Siz de tüm bu perspektiflerden bakınca aynı meraka kapılmıyorsanız bence bir daha bakmalısınız!
Şimdiki verilerin, tıpkı bundan bir öncekiler gibi, Cumhurbaşkanlığı seçimlerine yönelik gibi görünmekle birlikte, tam Maraş konusunun tartışmalı gündemiyle eş zamanlı açıklanması ve içeriğinde buna yönelik bulgular taşıyor olması düşünülmeli.
***
Başka şirketlerin mesela KKTC’nin kendi istatistik örgütünün de bir araştırma yaparak Maraş hususundaki meseleler dahil pek çok konuda derinleme bir bakış açısı sunması neden akıllara gelmiyor? Neden Dışişleri Bakanlığımızın böyle bir talebi olmuyor? Neden bizim araştırma şirketlerimiz bu konuda yeterince aktif değil? Ya da neden bu etkinlikler bu kadar şaşaalı çıkmıyor toplum karşısına? Hatta Cumhurbaşkanı İstatistik Kurumu’ndan böyle bir araştırma istese ne olur?
Bir de önemli bulguları saptayan, bunlarla ilgil hipotezler ortaya koyan ve bunların sonradan doğruluğunun ortaya çıktığı hiç araştırmalarımız olmadı mı sanki bizim?
***
Başka bir şeyleri tartışırken, bu açıdan da bakmanın aklımıza gelmediği, gelse de inanmayı ve inanmamayı tercih edenler olarak bölünerek araştırmanın yarattığı hatta belki de yaratmak istediği algının kısır döngüsü içinde kalıyoruz işte…

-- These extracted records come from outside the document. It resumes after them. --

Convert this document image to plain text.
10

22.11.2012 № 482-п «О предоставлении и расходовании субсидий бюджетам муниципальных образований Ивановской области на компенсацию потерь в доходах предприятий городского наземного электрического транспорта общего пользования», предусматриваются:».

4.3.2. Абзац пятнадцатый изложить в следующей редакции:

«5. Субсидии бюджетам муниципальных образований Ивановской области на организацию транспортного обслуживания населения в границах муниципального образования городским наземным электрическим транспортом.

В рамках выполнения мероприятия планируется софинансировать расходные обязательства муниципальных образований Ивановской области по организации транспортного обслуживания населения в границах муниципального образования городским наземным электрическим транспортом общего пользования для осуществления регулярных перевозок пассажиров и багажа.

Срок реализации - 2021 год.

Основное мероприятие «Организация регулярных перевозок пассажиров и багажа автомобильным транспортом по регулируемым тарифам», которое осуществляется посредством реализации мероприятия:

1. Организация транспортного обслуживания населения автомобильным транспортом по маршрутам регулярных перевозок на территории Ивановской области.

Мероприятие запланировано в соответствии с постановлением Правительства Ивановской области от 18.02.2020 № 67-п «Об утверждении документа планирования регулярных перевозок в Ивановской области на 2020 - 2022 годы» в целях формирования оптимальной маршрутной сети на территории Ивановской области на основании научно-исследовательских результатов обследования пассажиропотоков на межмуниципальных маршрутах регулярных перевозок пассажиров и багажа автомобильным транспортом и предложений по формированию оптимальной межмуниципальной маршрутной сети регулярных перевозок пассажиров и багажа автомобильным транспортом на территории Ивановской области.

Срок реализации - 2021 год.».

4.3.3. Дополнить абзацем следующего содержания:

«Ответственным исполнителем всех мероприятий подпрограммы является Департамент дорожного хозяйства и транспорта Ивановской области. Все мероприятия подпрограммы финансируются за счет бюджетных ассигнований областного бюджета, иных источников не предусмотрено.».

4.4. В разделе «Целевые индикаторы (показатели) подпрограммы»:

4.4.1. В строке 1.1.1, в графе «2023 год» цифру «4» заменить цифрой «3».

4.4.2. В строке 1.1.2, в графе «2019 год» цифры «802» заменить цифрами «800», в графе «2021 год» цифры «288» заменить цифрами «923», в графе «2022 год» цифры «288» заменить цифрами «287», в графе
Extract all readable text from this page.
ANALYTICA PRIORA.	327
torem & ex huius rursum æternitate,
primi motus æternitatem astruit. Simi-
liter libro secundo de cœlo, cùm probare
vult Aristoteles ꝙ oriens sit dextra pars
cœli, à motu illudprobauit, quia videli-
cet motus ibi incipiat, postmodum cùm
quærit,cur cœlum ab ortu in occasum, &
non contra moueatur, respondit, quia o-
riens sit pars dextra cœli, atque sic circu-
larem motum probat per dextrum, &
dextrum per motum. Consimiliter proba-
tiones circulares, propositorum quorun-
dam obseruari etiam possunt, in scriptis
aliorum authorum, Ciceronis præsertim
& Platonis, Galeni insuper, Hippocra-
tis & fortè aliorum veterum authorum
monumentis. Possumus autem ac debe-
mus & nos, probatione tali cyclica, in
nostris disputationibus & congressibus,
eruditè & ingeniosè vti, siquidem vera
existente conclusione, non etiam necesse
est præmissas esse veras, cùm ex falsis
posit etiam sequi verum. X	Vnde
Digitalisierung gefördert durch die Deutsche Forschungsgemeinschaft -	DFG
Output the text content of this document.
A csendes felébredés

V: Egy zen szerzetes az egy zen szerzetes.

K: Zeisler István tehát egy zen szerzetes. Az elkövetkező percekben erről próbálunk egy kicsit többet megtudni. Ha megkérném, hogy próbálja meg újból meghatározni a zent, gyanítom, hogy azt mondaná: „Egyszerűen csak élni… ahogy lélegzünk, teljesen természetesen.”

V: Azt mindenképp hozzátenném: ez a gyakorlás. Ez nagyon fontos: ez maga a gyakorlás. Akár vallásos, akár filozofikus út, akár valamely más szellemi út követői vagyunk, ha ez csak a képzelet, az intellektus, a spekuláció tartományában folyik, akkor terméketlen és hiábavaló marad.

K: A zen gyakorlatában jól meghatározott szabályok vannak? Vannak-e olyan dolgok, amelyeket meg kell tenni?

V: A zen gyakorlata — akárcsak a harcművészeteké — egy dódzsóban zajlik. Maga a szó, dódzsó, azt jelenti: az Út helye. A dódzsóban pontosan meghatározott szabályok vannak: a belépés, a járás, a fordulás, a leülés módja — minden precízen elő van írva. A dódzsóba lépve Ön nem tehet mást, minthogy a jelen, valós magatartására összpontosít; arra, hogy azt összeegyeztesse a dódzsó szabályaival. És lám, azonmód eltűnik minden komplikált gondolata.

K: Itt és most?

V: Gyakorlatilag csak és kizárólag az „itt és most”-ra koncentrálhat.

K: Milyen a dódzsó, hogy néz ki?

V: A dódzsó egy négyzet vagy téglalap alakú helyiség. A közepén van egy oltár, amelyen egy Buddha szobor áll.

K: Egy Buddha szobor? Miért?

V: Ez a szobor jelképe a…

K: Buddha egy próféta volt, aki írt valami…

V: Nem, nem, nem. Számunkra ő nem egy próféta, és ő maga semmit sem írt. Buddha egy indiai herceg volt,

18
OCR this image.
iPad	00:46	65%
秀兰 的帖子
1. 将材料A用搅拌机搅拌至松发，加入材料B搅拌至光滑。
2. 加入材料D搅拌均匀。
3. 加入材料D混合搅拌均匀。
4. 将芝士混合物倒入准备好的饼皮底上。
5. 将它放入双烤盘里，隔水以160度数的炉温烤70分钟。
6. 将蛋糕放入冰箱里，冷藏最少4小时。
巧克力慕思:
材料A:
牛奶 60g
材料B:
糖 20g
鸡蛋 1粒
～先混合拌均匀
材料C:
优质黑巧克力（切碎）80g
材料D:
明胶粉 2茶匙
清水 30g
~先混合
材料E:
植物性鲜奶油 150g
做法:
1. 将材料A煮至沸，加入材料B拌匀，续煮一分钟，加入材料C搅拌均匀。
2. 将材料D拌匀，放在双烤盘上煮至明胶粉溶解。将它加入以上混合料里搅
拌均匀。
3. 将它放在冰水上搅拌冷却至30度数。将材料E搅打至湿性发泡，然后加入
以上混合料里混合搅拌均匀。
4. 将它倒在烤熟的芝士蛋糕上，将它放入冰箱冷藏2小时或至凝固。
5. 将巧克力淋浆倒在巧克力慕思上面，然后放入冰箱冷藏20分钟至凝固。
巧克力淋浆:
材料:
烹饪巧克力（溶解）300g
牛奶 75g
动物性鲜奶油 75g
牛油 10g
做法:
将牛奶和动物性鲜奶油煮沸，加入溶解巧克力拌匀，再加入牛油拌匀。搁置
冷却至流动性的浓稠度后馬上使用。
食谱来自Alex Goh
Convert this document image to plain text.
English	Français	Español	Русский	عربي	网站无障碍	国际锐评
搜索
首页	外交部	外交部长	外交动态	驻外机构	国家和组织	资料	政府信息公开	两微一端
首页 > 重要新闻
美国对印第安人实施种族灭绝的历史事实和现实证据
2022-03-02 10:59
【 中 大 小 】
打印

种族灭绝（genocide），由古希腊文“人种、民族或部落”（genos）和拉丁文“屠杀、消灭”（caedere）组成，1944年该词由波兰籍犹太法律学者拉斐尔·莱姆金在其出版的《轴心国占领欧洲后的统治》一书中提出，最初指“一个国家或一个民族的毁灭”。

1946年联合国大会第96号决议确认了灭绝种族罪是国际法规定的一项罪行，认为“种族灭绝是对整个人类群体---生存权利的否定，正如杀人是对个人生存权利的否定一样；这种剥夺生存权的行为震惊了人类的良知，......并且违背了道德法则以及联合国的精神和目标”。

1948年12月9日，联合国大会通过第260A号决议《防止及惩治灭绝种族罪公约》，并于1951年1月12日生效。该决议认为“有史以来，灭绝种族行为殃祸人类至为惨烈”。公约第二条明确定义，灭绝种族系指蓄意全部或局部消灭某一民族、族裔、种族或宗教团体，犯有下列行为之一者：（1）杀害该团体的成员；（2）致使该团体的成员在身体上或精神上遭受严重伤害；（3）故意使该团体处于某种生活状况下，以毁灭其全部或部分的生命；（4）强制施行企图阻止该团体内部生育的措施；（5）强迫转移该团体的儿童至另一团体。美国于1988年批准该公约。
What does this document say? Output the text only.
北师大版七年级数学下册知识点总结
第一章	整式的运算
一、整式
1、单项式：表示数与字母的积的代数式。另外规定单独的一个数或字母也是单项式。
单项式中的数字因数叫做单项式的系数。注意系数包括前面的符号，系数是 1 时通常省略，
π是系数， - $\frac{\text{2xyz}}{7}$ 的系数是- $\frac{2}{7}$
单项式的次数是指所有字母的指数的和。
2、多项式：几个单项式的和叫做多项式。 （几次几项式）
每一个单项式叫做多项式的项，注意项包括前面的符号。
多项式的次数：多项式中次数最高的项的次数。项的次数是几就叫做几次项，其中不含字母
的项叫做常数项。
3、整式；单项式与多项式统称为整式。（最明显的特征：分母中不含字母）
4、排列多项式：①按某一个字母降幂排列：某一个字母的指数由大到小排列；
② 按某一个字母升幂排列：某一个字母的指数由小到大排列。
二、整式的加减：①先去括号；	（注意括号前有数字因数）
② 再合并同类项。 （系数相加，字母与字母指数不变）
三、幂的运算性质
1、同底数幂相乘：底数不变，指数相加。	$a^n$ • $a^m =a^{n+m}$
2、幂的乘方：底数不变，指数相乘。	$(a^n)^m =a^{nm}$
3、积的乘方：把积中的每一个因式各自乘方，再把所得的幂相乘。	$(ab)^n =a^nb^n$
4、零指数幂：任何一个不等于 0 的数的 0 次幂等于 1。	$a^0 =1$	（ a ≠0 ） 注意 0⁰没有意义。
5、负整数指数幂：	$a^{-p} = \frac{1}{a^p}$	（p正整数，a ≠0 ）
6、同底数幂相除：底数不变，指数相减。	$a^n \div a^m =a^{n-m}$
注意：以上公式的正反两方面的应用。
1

Sonuç, acaba gene müdahaleleci bir seçim sürecine daha mı giriyor oluduğumuz sorunsalı ile bizi baş başa bırakıyor.
Bir de üstüne üstlük Kıbrıs sorunun yine belki de bir miktar suni olarak seçimlere yönelik şişirilmesi ile de her şeyi birleştirince, işler daha da karışıveriyor… (mu?)